Apple’s genius is also in re-inventing products, which continues to reinforce their leadership position. They did not invent the MP3 player. They did however re-invent it. They did not invent the Smartphone. They re-invented it. They did not invent the tablet. They re-invented it. And in each of these product categories, they force their competitors to play catch up.

What’s more is that Apple casts a long shadow in this area. A more current example is the hybrid computing. In my 2012 predictions, I stated that we should see many hybrids (laptops with screens that come off and double as tablets) this year. But, many of the vendors I talk to who have hybrids in the works have told me that their biggest fear is that Apple will do a hybrid and do it so well that it will force them back to the drawing boards and put them behind, even though they thought they would be ahead. Now, nobody even knows if Apple is doing a hybrid but just the threat of Apple doing one strikes fear in their competitors.

But in the end, the fact that Apple continues to play a major leadership role in the industry is the real reason Amazon and other companies, who might like to think that they could become the next Apple, are still only followers. It is unclear to me if Apple will ever give up that role given their complete control of their ecosystem and the rich talent they have inside the company. But until another company can create this same dynamic, I suspect that there will not be another company that can lay claim to being the next Apple.

Tim Bajarin

Tim Bajarin is the President of Creative Strategies, Inc. He is recognized as one of the leading industry consultants, analysts and futurists covering the field of personal computers and consumer technology. Mr. Bajarin has been with Creative Strategies since 1981 and has served as a consultant to most of the leading hardware and software vendors in the industry including IBM, Apple, Xerox, Compaq, Dell, AT&T, Microsoft, Polaroid, Lotus, Epson, Toshiba and numerous others.
  • Rich

    Amazon and Apple are definitely different. Apple doesn’t sell lawn mowers, food, or underwear, but Amazon does. Apple has retail stores but Amazon doesn’t. Pretty different businesses!

  • synthmeister

    Amazon is a digital Sears for the 21st century with a few of their own “Kenmore” branded items like the Kindle which also happens to serve as a digital Sears catalog for the 21st century.

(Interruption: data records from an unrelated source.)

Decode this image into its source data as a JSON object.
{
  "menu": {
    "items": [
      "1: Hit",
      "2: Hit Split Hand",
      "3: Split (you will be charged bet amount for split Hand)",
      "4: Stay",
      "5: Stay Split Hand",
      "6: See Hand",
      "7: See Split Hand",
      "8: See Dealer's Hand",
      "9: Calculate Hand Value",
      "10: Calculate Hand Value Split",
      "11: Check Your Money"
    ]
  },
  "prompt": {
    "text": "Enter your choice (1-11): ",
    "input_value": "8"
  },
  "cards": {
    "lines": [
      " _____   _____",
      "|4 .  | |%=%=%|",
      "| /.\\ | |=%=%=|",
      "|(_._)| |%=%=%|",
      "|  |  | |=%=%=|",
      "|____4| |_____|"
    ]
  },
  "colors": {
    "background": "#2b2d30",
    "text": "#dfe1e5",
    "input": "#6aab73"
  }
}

    But mostly Amazon is simply an internet storefront, selling a loss leader device (Kindle) exploiting a loss leader service (Amazon Prime) selling mostly 3rd party merchandise at razor-thin margins. NO, Amazon is not the new Apple.

  • schmayter

    Amazon and Apple are in two different industries. Amazon is more involved in web services and simplifying the online shopping experience, and Apple manufactures computers and gadgets. Amazon sucks at manufacturing electronics, and Apple super sucks at web services. I can see a bit overlap but the leader is clear in both cases.